A wonderful piece on the history of cricket in Toronto from David Wenger for the Torontoist
George A. Barber came to Upper Canada from England in the 1820s to assume a teaching position at the Home District Grammar School in the town of York. When Upper Canada College was formally established a few years later, in 1829, Barber was recruited as one of the school’s first faculty members, teaching writing and arithmetic at U.C.C. for the next 10 years. He is probably best remembered to history, however, as the man credited with having popularized cricket in Canada, leading to him being nicknamed “the Father of Canadian Cricket.”

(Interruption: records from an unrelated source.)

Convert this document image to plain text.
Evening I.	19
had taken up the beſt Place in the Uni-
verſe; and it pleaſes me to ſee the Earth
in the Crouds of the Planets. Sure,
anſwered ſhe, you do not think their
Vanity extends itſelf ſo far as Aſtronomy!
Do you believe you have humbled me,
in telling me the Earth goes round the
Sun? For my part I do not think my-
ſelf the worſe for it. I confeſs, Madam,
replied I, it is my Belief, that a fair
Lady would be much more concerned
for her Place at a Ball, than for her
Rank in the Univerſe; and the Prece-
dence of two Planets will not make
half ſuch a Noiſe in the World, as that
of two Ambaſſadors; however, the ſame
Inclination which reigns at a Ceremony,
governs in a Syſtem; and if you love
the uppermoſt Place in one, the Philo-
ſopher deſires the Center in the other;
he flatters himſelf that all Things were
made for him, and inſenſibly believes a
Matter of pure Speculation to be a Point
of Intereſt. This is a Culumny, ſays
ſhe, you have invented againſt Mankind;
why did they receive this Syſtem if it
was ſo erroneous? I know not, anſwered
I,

Due to the limited source material available, it is unclear when the game was first played in York. Several historians, including Stanley Fillmore in The Pleasure of the Game: The Story of the Toronto Cricket, Skating, and Curling Club, 1827–1977, believe that troops at Fort York played cricket near the garrison. The earliest known civilian cricket pitch appears to have been on the grounds of the Home District Grammar School, near what is now Jarvis and Adelaide. In their 1893 history of Upper Canada College, George Dickson and G. Mercer Adam write that “the ground surrounding the school which, in primitive times, was slightly undulating, had been cleared of the stumps, and a face of a few hundred feet square, was selected for the good old English sport of cricket, which was cultivated from 1825, under the enthusiastic direction of Mr. George [Anthony] Barber.”